The “working-hard” bit didn’t sit well with all of them, judging by the fact that one of the first things built in 1880 when the town was dedicated was the tennis court.  But the community persevered and it survives today as an English oasis in the heart of Tennessee. Charming Victorian houses, an Episcopal church, school and Victorian lending library are all remnants of a dreamer’s view of what America could mean. Bangers and mash with sweet ice tea, anyone?

Further along the plateau is another footnote to history, and another attempt at social engineering. During the Depression, there was a move to resettle rural families in about 100 communities struck hard.  In Crossville, Tennessee, the Cumberland Homesteads project was born, the time of second chances.  It ultimately allowed about 250 families to come down from the mountains and build a home of their own, which they would ultimately own through the sweat equity earned by helping each other homestead and farming, with part of their crops going back to the government.  It sounds a bit like sharecropping actually, and it wasn’t always fairly run.  People could get kicked out of their homes for little reason.

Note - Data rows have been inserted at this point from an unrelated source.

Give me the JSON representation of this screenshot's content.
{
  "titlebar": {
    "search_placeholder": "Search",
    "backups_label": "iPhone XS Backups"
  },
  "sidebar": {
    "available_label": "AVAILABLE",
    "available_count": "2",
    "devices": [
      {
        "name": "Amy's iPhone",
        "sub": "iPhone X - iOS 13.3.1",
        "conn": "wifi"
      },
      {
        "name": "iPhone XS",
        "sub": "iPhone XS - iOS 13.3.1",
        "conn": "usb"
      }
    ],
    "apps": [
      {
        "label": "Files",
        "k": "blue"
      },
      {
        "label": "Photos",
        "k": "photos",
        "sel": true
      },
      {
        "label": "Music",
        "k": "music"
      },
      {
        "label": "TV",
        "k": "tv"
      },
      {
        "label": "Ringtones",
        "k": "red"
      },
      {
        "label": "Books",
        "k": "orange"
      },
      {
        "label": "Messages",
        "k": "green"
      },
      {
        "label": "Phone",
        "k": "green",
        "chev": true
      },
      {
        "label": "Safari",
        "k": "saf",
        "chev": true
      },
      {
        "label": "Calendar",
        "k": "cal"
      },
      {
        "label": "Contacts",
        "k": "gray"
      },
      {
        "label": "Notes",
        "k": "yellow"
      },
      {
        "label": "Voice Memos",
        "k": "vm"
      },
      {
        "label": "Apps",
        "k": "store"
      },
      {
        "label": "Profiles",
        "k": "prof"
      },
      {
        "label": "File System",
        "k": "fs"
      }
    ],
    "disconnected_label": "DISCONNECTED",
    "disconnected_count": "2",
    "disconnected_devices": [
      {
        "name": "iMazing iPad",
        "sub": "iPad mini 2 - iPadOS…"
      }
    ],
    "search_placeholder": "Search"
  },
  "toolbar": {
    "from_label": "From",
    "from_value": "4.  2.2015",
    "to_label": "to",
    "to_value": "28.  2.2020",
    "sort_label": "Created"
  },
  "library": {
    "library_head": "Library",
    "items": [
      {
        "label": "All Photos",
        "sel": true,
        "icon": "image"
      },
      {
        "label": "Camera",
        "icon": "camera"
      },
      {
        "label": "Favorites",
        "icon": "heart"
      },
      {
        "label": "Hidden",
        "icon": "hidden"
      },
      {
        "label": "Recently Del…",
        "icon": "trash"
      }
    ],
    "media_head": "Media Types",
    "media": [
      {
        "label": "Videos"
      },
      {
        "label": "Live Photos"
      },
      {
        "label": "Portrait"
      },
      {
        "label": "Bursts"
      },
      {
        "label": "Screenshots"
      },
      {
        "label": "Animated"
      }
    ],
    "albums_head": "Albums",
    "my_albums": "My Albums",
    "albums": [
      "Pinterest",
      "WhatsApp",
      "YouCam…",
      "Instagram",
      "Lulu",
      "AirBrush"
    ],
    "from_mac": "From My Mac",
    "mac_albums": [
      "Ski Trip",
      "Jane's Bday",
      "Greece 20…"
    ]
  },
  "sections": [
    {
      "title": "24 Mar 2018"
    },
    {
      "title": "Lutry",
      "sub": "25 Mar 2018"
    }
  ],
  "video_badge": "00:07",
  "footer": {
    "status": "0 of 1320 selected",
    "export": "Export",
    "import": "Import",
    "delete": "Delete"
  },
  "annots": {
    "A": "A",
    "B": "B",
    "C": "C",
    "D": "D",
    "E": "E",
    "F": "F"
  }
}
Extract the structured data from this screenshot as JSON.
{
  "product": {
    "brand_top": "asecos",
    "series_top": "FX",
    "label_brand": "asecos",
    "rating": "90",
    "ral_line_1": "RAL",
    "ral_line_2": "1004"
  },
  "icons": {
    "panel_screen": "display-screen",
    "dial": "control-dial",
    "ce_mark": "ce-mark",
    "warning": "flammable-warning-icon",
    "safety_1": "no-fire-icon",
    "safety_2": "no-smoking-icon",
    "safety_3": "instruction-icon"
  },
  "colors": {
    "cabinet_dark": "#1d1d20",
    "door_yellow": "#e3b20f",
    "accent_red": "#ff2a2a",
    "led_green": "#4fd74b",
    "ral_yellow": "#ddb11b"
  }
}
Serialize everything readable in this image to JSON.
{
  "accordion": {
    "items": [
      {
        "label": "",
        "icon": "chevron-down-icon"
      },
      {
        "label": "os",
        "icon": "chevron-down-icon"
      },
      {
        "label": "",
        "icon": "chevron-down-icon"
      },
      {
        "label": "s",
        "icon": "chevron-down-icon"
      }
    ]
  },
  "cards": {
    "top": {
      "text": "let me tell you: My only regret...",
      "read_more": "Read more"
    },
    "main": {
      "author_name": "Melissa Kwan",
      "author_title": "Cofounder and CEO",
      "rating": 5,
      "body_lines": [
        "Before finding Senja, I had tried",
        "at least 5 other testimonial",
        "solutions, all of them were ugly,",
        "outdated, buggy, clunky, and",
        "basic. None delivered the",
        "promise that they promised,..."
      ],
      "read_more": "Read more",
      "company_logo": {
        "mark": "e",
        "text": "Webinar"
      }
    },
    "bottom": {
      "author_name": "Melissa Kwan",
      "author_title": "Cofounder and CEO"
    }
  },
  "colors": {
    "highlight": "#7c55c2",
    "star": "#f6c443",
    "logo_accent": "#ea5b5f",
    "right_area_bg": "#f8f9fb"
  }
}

I share the negative side of this story, because we were discussing it with a tour guide at one of the original houses, who suddenly came unwound and started ranting about the government and (badly) explaining why she joined the Tea Party.  I tell you, when she got to the part about having guns, my blood chilled.  We left on pleasant terms, but we did leave quickly, apologizing for being Yankee liberals.  No shots were fired.

Our final stop of the day outside of Nashville was at The Hermitage, home of Andrew Jackson.  Lots of things that you probably don’t want to know about our seventh president, but one thing I found fascinating.  He was the last president to know all of his predecessors personally.  Isn’t that something?  I thought so, too.

And if you had a vision of Old Hickory living in a log cabin, dismiss it.  Okay, they lived in a log cabin with French wallpaper while the main house was being built, but this guy lived high.  Speculating on Indian lands just when you are throwing them all out of your state is profitable, for sure, but he had many other irons in the fire.

Have you ever heard of his wife, Rachel?  She was the love of his life and a political hand grenade when it was revealed that she hadn’t been properly divorced from her first husband.  They said very nasty things about her in those days. He loved her dearly and they are buried together in the garden.

So that’s all for tonight.  No more seconds!

4 thoughts on “Second sons, second chances, second husband

  1. It is difficult to think of those unlucky enough to be second born–or poor and powerless–and how their stories still resonate from the South you are discovering.

    On a happier note: I think Susan Hayward played Rachael in a doozy of a movie about Andrew Jackson. I really have to look that one up. (I was a big, big fan of Susan Hayward way back when; she could jerk the tears right out of my head.)